Monday, January 5, 2009

Films I Love #13: Alone. Life Wastes Andy Hardy (Martin Arnold, 1998)


Lasting only 15 minutes and consisting entirely of footage taken from the Andy Hardy teen comedies, Martin Arnold's Alone. Life Wastes Andy Hardy is a mini-masterpiece and one of the funniest films I've ever seen. Arnold's experimental short films relentlessly deconstruct narrative cinema by pulling apart scenes from Hollywood movies frame by frame, repeating key images in stuttery, syncopated rhythms that reveal hidden subtexts and create new meanings for previously innocuous moments. In this film, Arnold stitches together brief scenes from three of the Andy Hardy movies, starring Mickey Rooney and Judy Garland, stretching out moments that apparently passed within seconds in the original film but here go on for several minutes each. In the process, Arnold creates a new narrative of sexual desire between Andy and his mother, an incestual subtext of meaningful glances and hesitant touches that pays off in the wonderful scene where Garland and Rooney kiss, and Arnold cuts back and forth between their clench and a reaction shot of Andy's horrified, jealous mother. It's hilarious, as is the unexpected final scene where the repetitive editing turns the young couple's post-kiss smiles into an orgasmic bout of pig-like gasping and wheezing. It never fails to send me into hysterics, though the effect is hard to capture either in stills or in prose.

This is also Arnold's most sonically rich film, deconstructing the soundtrack every bit as much as the image. He emphasizes the breaths and murmurs between words, cutting off much of the speech in order to create a breathy, sibilant soundtrack composed almost entirely of abstracted verbal noises — a perfect complement to the film's Freudian digging into psychosexual impulses. Best of all, though, is the way Arnold rips apart a Judy Garland musical number, allowing her only one syllable at a time, keeping her locked in a repetitive groove like a record that keeps skipping to the same spots over and over again. As she coos and trills, her face going through matching patterns of expressions to emit each abstracted note, the music track runs backward and folds in on itself, while very slowly the song is allowed to emerge from this morass as recognizable words and musical phrases take form. It's a masterful manipulation of sound.

7 comments:

Anonymous said...

I am completely unfamiliar with this filmmaker and now I MUST see his work. I hope the films aren't hard to find. Thanks SO MUCH for highlighting this film and director.

Ed Howard said...

Marilyn, a great collection of his films is available on DVD if you're able to get ahold of foreign DVDs (it's in PAL format, but not region-coded). The Austrian DVD label INDEX (which is amazing in general) has released a collection titled The Cineseizure, which features a small but filling sampling of Arnold's most substantial work and some miscellaneous ephemera, like his deadpan 1-minute trailer for Psycho. Two of the other short films included on the disc deconstruct To Kill a Mockingbird and the Lumieres' famous train movie.

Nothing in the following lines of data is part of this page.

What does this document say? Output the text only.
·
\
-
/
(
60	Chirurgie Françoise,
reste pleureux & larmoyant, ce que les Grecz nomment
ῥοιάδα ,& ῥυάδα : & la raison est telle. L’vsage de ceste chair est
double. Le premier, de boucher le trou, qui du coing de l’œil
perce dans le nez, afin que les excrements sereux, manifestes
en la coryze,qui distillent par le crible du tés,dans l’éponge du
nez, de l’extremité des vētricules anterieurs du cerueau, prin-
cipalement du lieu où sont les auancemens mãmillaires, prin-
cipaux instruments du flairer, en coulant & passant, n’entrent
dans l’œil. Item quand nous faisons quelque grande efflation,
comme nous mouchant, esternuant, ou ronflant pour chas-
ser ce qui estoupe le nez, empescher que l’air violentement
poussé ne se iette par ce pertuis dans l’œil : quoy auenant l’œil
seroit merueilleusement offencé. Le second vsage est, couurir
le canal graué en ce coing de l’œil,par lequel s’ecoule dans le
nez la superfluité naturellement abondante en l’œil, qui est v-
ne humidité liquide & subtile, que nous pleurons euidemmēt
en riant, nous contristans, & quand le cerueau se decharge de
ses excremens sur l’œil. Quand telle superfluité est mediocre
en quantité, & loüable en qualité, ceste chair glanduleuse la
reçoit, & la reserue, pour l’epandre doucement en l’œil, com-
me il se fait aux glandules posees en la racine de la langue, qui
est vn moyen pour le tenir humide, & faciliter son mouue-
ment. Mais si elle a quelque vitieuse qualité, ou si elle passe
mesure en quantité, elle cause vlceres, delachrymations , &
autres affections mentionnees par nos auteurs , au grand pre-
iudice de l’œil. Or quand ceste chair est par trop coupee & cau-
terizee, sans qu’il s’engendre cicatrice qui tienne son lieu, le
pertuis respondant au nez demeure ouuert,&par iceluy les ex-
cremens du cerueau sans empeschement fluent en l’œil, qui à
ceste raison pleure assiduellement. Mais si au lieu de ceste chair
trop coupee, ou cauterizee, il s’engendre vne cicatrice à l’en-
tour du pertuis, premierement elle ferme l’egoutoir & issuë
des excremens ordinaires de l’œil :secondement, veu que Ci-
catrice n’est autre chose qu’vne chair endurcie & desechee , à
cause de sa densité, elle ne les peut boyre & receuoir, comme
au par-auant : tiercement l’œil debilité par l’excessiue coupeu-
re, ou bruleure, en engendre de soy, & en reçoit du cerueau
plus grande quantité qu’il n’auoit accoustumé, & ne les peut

Index DVDs are also distributed in the US by Erstwhile Records. Arnold's a hilarious and fascinating filmmaker.

Anonymous said...

Thanks. I'm sure I can find a way.

Jon Abbey said...

just happened to see this (jumping over from Brian O's blog to check out what my man Ed has been up to recently), and would like to also note that the prices on the whole Index label have just been lowered.

hi, Ed!

Ed Howard said...

Thanks for checking in, Jon, and thanks for the update. It's been a while...

Also, do you have any particular recs for the Index label in general? I have the Tscherkassky disc, and one of the Krens, but I'm not sure what else is worthwhile from them, especially from among their more recent releases.

Jon Abbey said...

I haven't seen anywhere near all of them, and the Arnold, Tscherkassky and Kren-Structural Films are probably the top picks of the ones I have. the Sonic Fiction comp is good also, there's a Radian video on there and something by Billy Roisz. the Gustav Deutsch and the Manfred Neuwirth are probably the next ones to check out after that, at least from what I've seen. if you want to buy a bunch at once and will review them here, maybe I can give you a deal, e-mail me.

Anonymous said...

I am thoroughly intrigued and am now on a mission to gobble up all the information I can about this Martin Arnold!